Le 7 septembre 2026, la fédération qui gère le sidechain Liquid a constaté le déplacement de environ 4 000 BTC, soit près de 320 millions de dollars, depuis le portefeuille fédéral. L’opération a été annoncée par le compte officiel @Liquid_BTC et confirmée par l’équipe de Blockstream, qui a indiqué que les hackers, présentés comme « white‑hat », ont agi directement sur la chaîne en utilisant un mécanisme de peg‑out.

Mécanisme du retrait via SideSwap PAK

Le retrait s’est effectué à l’aide du SideSwap PAK (Peg‑out Authorization Key). Ce composant autorise la conversion de jetons LBTC en BTC sur la chaîne principale. Selon le communiqué, le PAK utilisé n’a pas été compromis ; il a simplement été invoqué légitimement pour autoriser le peg‑out. Aucun autre key de la fédération n’a été affecté, ce qui indique que l’attaque a ciblé le processus d’autorisation plutôt que la confidentialité des clés privées.

Techniquement, le SideSwap PAK agit comme un contrat multi‑signature où chaque membre de la fédération signe la transaction de sortie.
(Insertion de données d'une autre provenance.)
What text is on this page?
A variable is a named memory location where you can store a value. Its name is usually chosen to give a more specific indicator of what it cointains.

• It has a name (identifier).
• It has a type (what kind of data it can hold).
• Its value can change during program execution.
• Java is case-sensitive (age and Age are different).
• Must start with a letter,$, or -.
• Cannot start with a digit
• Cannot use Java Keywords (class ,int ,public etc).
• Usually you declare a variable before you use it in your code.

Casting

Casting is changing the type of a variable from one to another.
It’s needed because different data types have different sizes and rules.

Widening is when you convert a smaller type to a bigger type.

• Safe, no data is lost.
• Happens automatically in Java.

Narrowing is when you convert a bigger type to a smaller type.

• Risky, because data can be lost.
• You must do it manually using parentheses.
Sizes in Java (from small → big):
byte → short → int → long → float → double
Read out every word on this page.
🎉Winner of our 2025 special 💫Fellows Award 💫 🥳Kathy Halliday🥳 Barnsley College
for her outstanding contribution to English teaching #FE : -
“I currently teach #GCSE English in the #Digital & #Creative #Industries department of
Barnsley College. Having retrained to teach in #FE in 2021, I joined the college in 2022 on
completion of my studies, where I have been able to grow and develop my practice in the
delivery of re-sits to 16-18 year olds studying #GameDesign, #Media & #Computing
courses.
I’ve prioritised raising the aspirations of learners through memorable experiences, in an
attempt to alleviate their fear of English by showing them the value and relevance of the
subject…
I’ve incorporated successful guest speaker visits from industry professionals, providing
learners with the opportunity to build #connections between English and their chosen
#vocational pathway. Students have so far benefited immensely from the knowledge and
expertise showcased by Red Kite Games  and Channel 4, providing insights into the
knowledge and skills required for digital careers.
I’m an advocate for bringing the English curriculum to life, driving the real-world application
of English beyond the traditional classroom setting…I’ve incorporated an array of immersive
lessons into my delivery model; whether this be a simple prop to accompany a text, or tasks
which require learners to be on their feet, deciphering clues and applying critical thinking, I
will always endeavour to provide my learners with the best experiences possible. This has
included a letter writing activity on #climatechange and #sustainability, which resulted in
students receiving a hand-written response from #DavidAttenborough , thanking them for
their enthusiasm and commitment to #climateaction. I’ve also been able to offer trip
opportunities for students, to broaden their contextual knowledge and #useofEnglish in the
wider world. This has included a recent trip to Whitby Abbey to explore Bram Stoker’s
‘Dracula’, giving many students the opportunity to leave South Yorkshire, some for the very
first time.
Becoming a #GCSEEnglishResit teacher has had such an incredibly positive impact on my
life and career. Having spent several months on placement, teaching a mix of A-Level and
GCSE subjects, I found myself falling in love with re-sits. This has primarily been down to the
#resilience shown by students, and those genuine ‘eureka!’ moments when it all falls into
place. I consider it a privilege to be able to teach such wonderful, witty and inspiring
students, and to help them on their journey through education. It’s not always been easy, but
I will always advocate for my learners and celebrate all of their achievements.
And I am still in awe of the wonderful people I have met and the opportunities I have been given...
La présence d’une signature valide suffit à déclencher le peg‑out, même si les autres clés restent intactes. Cette conception, optimisée pour la rapidité des transferts, crée un point d’exposition : la capacité de déclencher un peg‑out dès qu’une clé autorisée est disponible.

Impacts sur le réseau Liquid et mesures d’atténuation

Suite à l’incident, les nœuds de pont (bridge nodes) ont été désactivés temporairement, bloquant toute nouvelle transaction vers ou depuis la sidechain. Les dépôts et retraits de LBTC sur les plateformes d’échange ont été mis en pause, limitant l’exposition supplémentaire des utilisateurs. En revanche, les actifs alternatifs hébergés sur Liquid – USDT, DePix et les actifs réels (RWAs) – sont restés opérationnels, car ils ne dépendent pas du même mécanisme de peg‑out que le LBTC.
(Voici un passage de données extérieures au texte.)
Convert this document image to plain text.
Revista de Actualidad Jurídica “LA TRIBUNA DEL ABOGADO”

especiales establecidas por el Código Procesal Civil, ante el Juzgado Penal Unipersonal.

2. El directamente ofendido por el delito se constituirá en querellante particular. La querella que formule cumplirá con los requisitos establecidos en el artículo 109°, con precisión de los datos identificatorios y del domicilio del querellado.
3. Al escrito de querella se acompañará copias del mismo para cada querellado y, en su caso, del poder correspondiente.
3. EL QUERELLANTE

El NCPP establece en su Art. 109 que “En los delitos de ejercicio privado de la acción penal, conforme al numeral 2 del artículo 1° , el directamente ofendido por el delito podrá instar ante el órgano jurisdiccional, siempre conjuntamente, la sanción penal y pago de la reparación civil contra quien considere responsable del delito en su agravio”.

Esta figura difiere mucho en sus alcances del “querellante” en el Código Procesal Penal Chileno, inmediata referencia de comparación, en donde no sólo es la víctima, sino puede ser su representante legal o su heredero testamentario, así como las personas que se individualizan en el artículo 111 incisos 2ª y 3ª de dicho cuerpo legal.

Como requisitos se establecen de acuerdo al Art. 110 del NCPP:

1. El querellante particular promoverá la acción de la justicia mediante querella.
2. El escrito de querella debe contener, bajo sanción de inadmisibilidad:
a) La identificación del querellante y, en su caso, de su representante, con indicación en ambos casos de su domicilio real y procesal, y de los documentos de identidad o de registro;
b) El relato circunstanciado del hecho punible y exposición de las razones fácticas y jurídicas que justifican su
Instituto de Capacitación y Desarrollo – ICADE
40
Les membres de la fédération ont lancé une procédure de récupération qui implique la diffusion d’un message signé sur‑chain afin de rétablir la confiance et de réactiver les ponts. Les échanges ont été notifiés et surveillent l’adresse bc1qdl… via mempool.space pour détecter d’éventuelles nouvelles sorties.
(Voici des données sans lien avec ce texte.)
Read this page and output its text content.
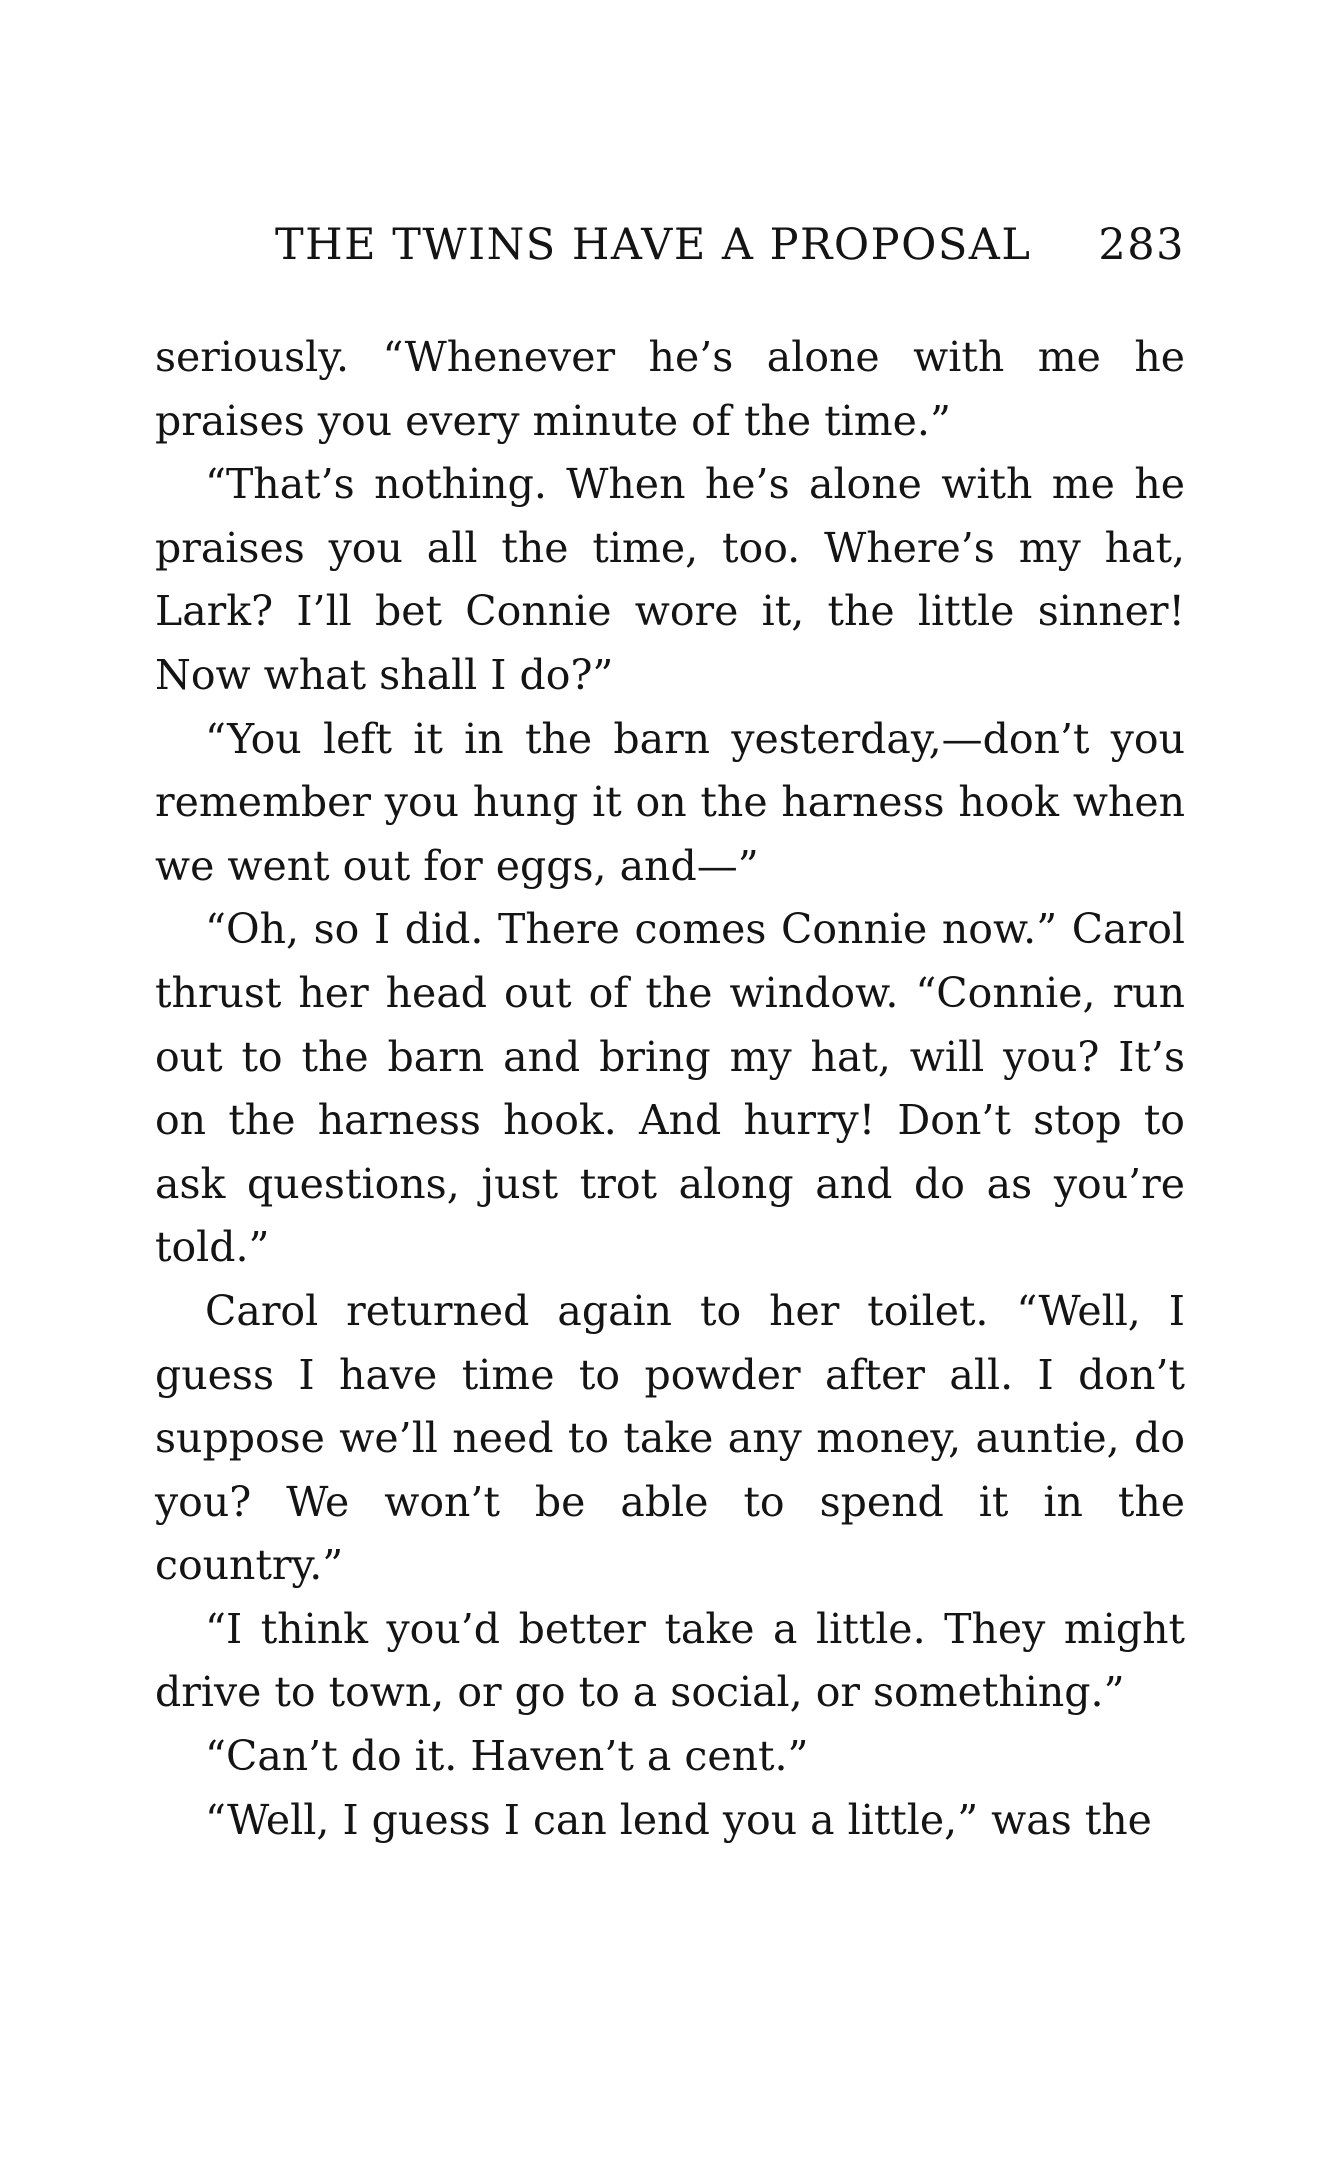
THE TWINS HAVE A PROPOSAL 283

seriously. “Whenever he’s alone with me he praises you every minute of the time.”

“That’s nothing. When he’s alone with me he praises you all the time, too. Where’s my hat, Lark? I’ll bet Connie wore it, the little sinner! Now what shall I do?”

“You left it in the barn yesterday,—don’t you remember you hung it on the harness hook when we went out for eggs, and—”

“Oh, so I did. There comes Connie now.” Carol thrust her head out of the window. “Connie, run out to the barn and bring my hat, will you? It’s on the harness hook. And hurry! Don’t stop to ask questions, just trot along and do as you’re told.”

Carol returned again to her toilet. “Well, I guess I have time to powder after all. I don’t suppose we’ll need to take any money, auntie, do you? We won’t be able to spend it in the country.”

“I think you’d better take a little. They might drive to town, or go to a social, or something.”

“Can’t do it. Haven’t a cent.”

“Well, I guess I can lend you a little,” was the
Perspectives de sécurisation future

Le scénario met en évidence la tension entre rapidité d’exécution des peg‑outs et résilience aux abus. Une solution envisagée consiste à introduire une période de challenge ou un seuil de confirmation supplémentaire avant l’activation d’un PAK, afin de permettre aux membres de la fédération de révoquer une transaction suspecte. De plus, la séparation des clés d’autorisation de peg‑out et des clés de gouvernance pourrait réduire la surface d’attaque.

En l’état, le réseau reste en pause jusqu’à ce que la fédération valide la légitimité du retrait et rétablisse les ponts. La situation illustre la nécessité d’un audit continu des flux de sortie et d’une gouvernance transparente pour prévenir la récurrence d’incidents similaires.